The group consisted of childhood friends from Bath, England, Pete Byrne on vocals and Rob Fisher on keyboards. The two had formerly played in a band called Neon with future members of Tears for Fears and stayed together as a duo after the group broke up.
Their second and third singles, "Promises, Promises" and "When The Lights Go Out", were also hit singles. However, their second album, Fuel For The Fire and the single "(What) In The Name Of Love", were not as well-received and the group broke up soon after its release. Byrne ended up doing session work (he is heard on Stevie Wonder's "Part-Time Lover") while Fisher joined the group Climie Fisher.

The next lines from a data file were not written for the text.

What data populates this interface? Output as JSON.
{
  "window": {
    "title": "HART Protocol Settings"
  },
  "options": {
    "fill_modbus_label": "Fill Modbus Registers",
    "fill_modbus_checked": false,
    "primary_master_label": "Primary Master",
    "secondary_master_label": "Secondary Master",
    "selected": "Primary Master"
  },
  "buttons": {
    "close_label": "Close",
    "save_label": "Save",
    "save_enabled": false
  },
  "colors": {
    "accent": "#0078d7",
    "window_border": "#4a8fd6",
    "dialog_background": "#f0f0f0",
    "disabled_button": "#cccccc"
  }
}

Fisher passed away August 25, 1999 from complications following stomach surgery.
They released two albums:
Naked Eyes (1983) (US title)
Burning Bridges (1983) (UK title)
Fuel For The Fire (1984)
"Rob Fisher (now, sadly, deceased) wrote most of the music for Naked Eyes. The two were a real team. Fisher later went on to collaborate with other top groups and write songs. Byrne is a competent singer and now is touring with a back-up band doing the old Naked Eyes tunes. "
"It was great (and still is) great music! If you are not a fan of the synth sound, then what are you even doing listening to a band consisting of only two people and a bunch of keyboards!
The synthesizers are the most distinctive aspect of their music. They shimmer in multiple layers, with subtle backgrounds backing often surprisingly catchy and memorable keyboard riffs, giving an incredibly effective atmosphere of mystique and energy at the same time. The drum machines are purely 1980s vintage, but while some may claim that this dates the material, I would venture that it only enhances the modern, technological feel of the music. Drum machines of the early '80s had not yet become the loud, obnoxious instruments that overwhelmed the rest of the music like their late '80s counterparts. Added to all of this were Pete Byrne's British-accented vocals, which were melodic and passionate without being sappy."